L’Espagne vote le délit d’entrave à l’avortement

08 Avril, 2022
Provenance: fsspx.news

Le Sénat espagnol a approuvé la modification du Code pénal qui prévoit des peines de prison pour les pro-vie qui se tiennent à proximité des cliniques d’avortement. Cette mesure avait déjà été approuvée au Congrès des Députés et a finalement été approuvée sans modification au Sénat le 6 avril.
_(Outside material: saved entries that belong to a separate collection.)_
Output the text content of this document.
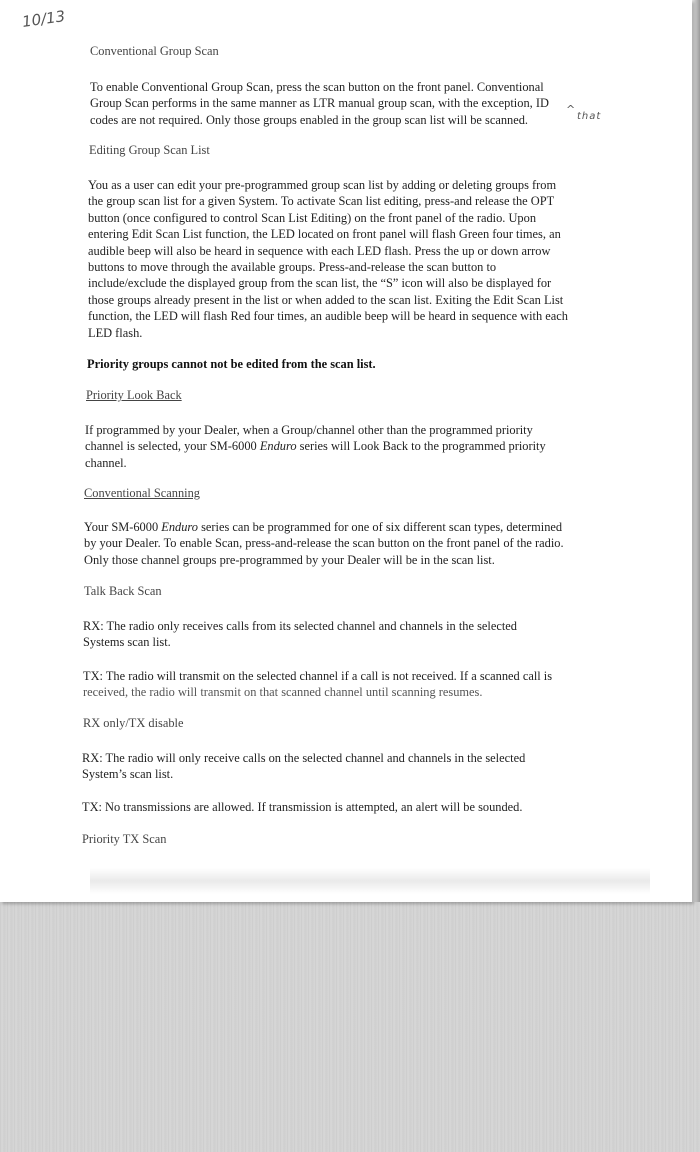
10/13
^
that

Conventional Group Scan

To enable Conventional Group Scan, press the scan button on the front panel. Conventional

Group Scan performs in the same manner as LTR manual group scan, with the exception, ID

codes are not required. Only those groups enabled in the group scan list will be scanned.

Editing Group Scan List

You as a user can edit your pre-programmed group scan list by adding or deleting groups from

the group scan list for a given System. To activate Scan list editing, press-and release the OPT

button (once configured to control Scan List Editing) on the front panel of the radio. Upon

entering Edit Scan List function, the LED located on front panel will flash Green four times, an

audible beep will also be heard in sequence with each LED flash. Press the up or down arrow

buttons to move through the available groups. Press-and-release the scan button to

include/exclude the displayed group from the scan list, the “S” icon will also be displayed for

those groups already present in the list or when added to the scan list. Exiting the Edit Scan List

function, the LED will flash Red four times, an audible beep will be heard in sequence with each

LED flash.

Priority groups cannot not be edited from the scan list.

Priority Look Back

If programmed by your Dealer, when a Group/channel other than the programmed priority

channel is selected, your SM-6000 Enduro series will Look Back to the programmed priority

channel.

Conventional Scanning

Your SM-6000 Enduro series can be programmed for one of six different scan types, determined

by your Dealer. To enable Scan, press-and-release the scan button on the front panel of the radio.

Only those channel groups pre-programmed by your Dealer will be in the scan list.

Talk Back Scan

RX: The radio only receives calls from its selected channel and channels in the selected

Systems scan list.

TX: The radio will transmit on the selected channel if a call is not received. If a scanned call is

received, the radio will transmit on that scanned channel until scanning resumes.

RX only/TX disable

RX: The radio will only receive calls on the selected channel and channels in the selected

System’s scan list.

TX: No transmissions are allowed. If transmission is attempted, an alert will be sounded.

Priority TX Scan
Elle entrera officiellement en vigueur lorsqu’elle sera publiée au Journal officiel (BOE).

Cet amendement, promu par le Parti socialiste ouvrier espagnol (PSOE), réforme l’article 172 quater du Code pénal, qui stipule que des peines de prison seront infligées à quiconque « afin d’entraver l’exercice du droit à l’interruption volontaire de grossesse, harcèle une femme par des actes agaçants, offensants, intimidants ou coercitifs qui portent atteinte à sa liberté ».

Des peines similaires seront infligées à ceux qui interagissent avec « les médecins ou les responsables de centres autorisés à pratiquer des interruptions de grossesse dans le but d’entraver l’exercice de leur profession ou de leur fonction ».

La peines encourue est la prison – de 3 mois à un an – ou des travaux d’intérêt général – de 31 à 80 jours. Le tribunal pourra interdire aux personnes condamnées « de se rendre dans certains endroits [autour des cliniques d’avortement] pour une période de six mois à trois ans ». Il est précisé que « la plainte de la personne lésée ou de son représentant légal n’est pas requise ».

Protestations

Le Parti populaire (PP) – libéral conservateur, l’Union du peuple navarrais (UPN) – parti régional ancré à droite et le parti VOX (de Vox Rocio De Meer Méndez, issu scission du PP) se sont opposés à la mesure. Ils avaient présenté deux propositions de veto qui ont été rejetées.

Les représentants de VOX ont assuré à plusieurs reprises que, lorsque la mesure sera publiée au BOE, ils la porteront devant la Cour constitutionnelle pour violation des droits fondamentaux d’expression et de réunion. Une décision que le PP envisage de soutenir.

Jacobo González-Robatto, un sénateur Vox, a déclaré que cette proposition est « un exemple clair de manipulation absolue du langage » car « avorter, c’est tuer, c’est mettre fin à la vie d’un être humain ».

González-Robatto a également assuré que les actions de ceux qui se trouvent à proximité des cliniques d’avortement, appelés « sauveteurs », « consistent uniquement et explicitement à donner la dernière chance aux mères et aux enfants ».

Pour sa part, Fernando de la Rosa, sénateur du PP, a déclaré que cette mesure est « une aberration juridique » et que le PSOE « ne met pas en balance les droits, mais utilise le Code pénal comme un instrument pour diffuser son idéologie et comme un mécanisme pour montrer du doigt les personnes qui ne pensent pas comme eux ».

Alberto Catalán, sénateur de l’UPN, a déclaré que cette loi vise à « criminaliser la défense de la vie » et que dans la société actuelle, il est plus facile de « prévoir la mort que la vie ».

Bárbara Royo, avocate pénaliste, a déclaré au journal El Debate qu’« il est difficile d’imaginer comment ceux qui manifestent avec une banderole devant un centre d’avortement peuvent être condamnés, parce que leur présence n’est pas contre une femme en particulier, mais contre une pratique qui, en raison de leurs croyances ou de leur religion, n’est pas admissible ».

« Sans compter que, le fait qu’un simple rapport de police, sans plainte préalable de l’éventuelle victime, serve de motif de sanction, élimine le principe de base selon lequel, pour qu’il y ait crime, il doit y avoir une victime désignée, dans ce cas une femme, qui est la cible identifiable de la coercition », a déclaré l’avocate.

Pour mémoire, la loi française possède une loi similaire depuis 1993, mais les peines sont bien plus lourdes. Une personne condamnée pour délit d’entrave à l’avortement peut être punie de 2 ans d’emprisonnement et de 30.000 euros d’amende.